Beautifully worded each vignette is a powerful look at people. From the artist’s muse in Annah, long removed from her beautiful Island of Java, she is pining for a life that is no longer hers. Held in captivation by poverty, language and the colour of her skin she is at the whim of French artist Gauguin at a time when the dusky south sea beauty was the artistic rage. She leaves, eventually gathering her courage and the poor little’ monyet’, like her held captive by bars in a cruel and careless society, a woman adrift, held ransom to the fates that will dictate.

Through the eye of a child racism is seen as divisive where there need not be, when a child is deliberately left out of the invitation lists of class parties, time and time again. His mother grieves for a different life; a life where she and her family can be considered as a whole component of the society in which they find themselves.

Reflective and immensely emotional, Hazel is forced, due to Covid, to share her family through a glass window, a captive of her surroundings in a care facility. How she longs for the human touch, the warmth of a hand, her son Chris sitting in the chair next to her. Through the glass she feels their love, the coldness of the day and slowly grieves for what once was.

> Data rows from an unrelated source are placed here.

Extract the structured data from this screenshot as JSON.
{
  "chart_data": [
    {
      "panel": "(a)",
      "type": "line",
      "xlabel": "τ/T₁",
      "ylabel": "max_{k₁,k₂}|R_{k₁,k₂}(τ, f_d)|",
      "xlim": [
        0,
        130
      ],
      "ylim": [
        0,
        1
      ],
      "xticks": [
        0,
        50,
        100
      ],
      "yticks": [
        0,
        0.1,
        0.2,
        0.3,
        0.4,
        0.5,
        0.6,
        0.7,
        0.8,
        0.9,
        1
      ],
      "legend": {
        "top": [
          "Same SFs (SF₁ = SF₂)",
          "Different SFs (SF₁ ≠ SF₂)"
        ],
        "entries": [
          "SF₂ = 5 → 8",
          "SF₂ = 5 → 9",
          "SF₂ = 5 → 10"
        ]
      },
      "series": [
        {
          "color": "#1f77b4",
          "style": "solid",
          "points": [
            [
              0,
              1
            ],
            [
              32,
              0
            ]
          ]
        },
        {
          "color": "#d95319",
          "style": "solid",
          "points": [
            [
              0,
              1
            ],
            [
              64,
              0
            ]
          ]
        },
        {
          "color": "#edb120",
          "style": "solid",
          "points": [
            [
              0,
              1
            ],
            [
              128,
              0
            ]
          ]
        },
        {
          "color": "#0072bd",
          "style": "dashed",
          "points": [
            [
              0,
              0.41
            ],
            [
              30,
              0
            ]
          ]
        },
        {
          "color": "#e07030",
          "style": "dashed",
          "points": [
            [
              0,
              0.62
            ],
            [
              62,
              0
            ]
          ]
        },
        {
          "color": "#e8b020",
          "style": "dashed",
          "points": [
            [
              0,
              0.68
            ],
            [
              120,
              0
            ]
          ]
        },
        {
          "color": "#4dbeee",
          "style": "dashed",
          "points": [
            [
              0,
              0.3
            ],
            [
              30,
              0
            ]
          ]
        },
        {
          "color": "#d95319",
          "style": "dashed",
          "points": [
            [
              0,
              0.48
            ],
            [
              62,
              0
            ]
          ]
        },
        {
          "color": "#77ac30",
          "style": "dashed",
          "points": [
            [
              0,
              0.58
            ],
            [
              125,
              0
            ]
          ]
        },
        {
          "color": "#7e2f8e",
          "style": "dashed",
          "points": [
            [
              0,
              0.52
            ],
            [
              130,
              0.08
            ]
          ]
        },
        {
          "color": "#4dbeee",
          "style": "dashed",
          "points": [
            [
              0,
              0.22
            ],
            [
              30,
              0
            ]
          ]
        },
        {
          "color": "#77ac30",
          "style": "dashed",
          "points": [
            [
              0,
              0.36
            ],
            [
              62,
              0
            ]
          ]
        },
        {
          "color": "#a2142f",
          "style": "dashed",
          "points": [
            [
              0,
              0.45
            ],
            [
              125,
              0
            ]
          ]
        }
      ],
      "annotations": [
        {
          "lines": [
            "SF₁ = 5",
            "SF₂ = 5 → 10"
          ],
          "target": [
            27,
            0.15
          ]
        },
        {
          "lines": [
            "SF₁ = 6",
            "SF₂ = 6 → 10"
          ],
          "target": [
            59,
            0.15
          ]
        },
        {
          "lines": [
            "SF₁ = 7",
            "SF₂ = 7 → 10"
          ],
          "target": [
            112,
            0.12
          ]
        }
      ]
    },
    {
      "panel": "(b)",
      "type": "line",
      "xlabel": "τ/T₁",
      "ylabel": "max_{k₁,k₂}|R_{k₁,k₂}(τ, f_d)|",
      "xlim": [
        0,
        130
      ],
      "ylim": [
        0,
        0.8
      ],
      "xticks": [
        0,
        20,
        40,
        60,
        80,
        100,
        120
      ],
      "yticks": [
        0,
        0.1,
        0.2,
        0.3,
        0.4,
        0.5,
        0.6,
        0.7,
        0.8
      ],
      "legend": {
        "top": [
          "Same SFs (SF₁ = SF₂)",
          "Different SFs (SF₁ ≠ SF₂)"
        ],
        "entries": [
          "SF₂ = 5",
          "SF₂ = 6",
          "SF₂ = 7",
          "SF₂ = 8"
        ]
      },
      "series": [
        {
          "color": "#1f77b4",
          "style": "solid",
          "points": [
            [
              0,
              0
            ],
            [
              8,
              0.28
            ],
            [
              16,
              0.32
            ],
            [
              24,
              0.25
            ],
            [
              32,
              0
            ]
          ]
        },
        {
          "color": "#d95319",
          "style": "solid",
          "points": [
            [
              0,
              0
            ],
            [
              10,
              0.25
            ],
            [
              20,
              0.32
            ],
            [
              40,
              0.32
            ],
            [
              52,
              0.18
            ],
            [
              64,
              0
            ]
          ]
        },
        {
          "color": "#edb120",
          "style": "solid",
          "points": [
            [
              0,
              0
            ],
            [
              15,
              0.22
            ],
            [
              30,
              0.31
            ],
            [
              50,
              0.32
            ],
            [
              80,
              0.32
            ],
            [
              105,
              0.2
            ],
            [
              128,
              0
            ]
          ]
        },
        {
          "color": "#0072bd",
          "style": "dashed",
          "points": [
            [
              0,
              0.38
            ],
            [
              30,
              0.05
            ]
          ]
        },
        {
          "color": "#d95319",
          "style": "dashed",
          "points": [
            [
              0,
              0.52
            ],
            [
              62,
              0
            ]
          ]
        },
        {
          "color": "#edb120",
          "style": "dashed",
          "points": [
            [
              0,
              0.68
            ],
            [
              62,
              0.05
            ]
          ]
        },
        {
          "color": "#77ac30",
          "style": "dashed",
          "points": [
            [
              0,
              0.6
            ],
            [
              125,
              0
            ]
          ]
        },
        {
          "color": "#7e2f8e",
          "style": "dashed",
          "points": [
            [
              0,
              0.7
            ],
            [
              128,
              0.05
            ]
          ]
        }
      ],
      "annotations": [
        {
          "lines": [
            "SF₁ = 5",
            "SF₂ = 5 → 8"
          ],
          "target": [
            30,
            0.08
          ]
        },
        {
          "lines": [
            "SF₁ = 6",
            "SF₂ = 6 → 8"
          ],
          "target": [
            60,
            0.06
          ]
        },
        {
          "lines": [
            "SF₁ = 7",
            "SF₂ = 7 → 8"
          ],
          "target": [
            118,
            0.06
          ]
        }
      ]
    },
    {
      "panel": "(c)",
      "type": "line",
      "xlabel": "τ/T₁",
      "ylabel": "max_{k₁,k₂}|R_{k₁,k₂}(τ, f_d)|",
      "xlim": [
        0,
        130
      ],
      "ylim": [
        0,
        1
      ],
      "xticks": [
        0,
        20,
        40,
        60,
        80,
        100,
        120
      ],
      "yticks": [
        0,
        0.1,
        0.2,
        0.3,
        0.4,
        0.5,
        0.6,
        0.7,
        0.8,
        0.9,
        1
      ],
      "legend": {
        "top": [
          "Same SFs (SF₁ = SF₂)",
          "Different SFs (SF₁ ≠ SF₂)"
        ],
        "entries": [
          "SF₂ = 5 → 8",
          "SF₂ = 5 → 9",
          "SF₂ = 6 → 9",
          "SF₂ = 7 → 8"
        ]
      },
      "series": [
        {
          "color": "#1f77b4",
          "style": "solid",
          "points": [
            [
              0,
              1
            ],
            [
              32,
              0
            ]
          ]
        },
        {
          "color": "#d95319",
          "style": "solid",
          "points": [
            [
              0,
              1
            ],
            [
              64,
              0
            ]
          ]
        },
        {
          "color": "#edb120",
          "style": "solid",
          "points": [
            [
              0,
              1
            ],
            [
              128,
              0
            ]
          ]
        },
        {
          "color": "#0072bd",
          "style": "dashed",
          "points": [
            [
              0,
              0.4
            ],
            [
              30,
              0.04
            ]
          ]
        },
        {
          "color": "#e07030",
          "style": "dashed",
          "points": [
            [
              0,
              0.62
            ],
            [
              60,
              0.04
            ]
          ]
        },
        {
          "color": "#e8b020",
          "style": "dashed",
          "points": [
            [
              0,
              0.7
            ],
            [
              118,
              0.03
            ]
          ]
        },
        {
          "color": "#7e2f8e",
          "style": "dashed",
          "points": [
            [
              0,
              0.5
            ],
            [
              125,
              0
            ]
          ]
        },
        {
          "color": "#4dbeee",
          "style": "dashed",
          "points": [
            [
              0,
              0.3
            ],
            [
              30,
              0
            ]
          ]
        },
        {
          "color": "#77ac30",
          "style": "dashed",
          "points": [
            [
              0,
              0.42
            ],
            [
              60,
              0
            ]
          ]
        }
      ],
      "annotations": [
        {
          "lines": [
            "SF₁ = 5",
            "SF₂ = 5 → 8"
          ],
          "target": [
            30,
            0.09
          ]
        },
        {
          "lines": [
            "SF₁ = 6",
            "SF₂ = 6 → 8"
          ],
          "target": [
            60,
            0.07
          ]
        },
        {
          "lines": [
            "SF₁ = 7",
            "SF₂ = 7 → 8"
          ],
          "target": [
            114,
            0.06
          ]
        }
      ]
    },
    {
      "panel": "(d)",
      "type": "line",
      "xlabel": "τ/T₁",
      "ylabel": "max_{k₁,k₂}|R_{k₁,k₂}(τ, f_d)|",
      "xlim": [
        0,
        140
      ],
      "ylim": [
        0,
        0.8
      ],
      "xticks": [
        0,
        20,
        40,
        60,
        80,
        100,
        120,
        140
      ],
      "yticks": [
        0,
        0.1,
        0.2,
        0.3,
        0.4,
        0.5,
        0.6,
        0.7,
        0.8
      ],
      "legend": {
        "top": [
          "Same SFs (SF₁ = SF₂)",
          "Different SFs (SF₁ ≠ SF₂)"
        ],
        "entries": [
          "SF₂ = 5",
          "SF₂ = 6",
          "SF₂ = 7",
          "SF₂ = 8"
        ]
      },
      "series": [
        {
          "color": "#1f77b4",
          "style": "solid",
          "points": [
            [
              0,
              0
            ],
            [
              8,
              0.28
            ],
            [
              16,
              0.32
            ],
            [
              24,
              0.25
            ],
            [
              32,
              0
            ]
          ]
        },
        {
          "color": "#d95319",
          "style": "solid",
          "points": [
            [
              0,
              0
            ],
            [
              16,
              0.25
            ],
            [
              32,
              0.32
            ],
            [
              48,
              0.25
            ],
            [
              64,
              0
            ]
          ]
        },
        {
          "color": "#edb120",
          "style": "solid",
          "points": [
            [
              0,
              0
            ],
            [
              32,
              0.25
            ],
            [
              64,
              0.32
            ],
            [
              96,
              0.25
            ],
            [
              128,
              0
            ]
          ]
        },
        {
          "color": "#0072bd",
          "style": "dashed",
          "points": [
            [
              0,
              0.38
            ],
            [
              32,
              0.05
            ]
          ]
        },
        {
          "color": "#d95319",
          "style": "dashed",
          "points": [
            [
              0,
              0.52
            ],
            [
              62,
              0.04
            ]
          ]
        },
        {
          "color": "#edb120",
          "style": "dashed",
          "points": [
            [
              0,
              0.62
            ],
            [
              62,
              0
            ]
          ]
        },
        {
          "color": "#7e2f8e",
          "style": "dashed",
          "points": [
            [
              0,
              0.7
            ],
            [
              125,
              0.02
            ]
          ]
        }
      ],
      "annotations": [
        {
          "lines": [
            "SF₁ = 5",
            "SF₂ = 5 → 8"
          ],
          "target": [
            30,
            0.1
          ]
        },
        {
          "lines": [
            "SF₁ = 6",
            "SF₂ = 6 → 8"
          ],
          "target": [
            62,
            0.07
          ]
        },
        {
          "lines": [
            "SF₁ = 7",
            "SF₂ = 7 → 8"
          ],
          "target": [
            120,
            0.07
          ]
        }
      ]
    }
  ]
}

The casual carelessness a mother has to face when a foetus is recovered from a small child’s abdomen. The child finds it amazing and wants to take the foetus to school for show and tell, his mother is grief stricken at the life that never was.

Two award winning novella’s grace this collection Annah the Javanese and The Fish Girl, both stepping back in time, both portraying life as it was and as it is now; nothing changes and yet everything does.

Poignant and delicate many of the stories in The Burnished Sun capture an aspect of racism, or of trying to fit in, to find a place of acceptance, that is lived and experienced daily by many and y those who choose, for one reason or another, to live in a country and culture far from their birth country.  

The Burnished Sun is a masterclass in the construction of simple and yet powerful prose which tells a story, paints a picture and leaves behind images that will not be forgotten any time soon.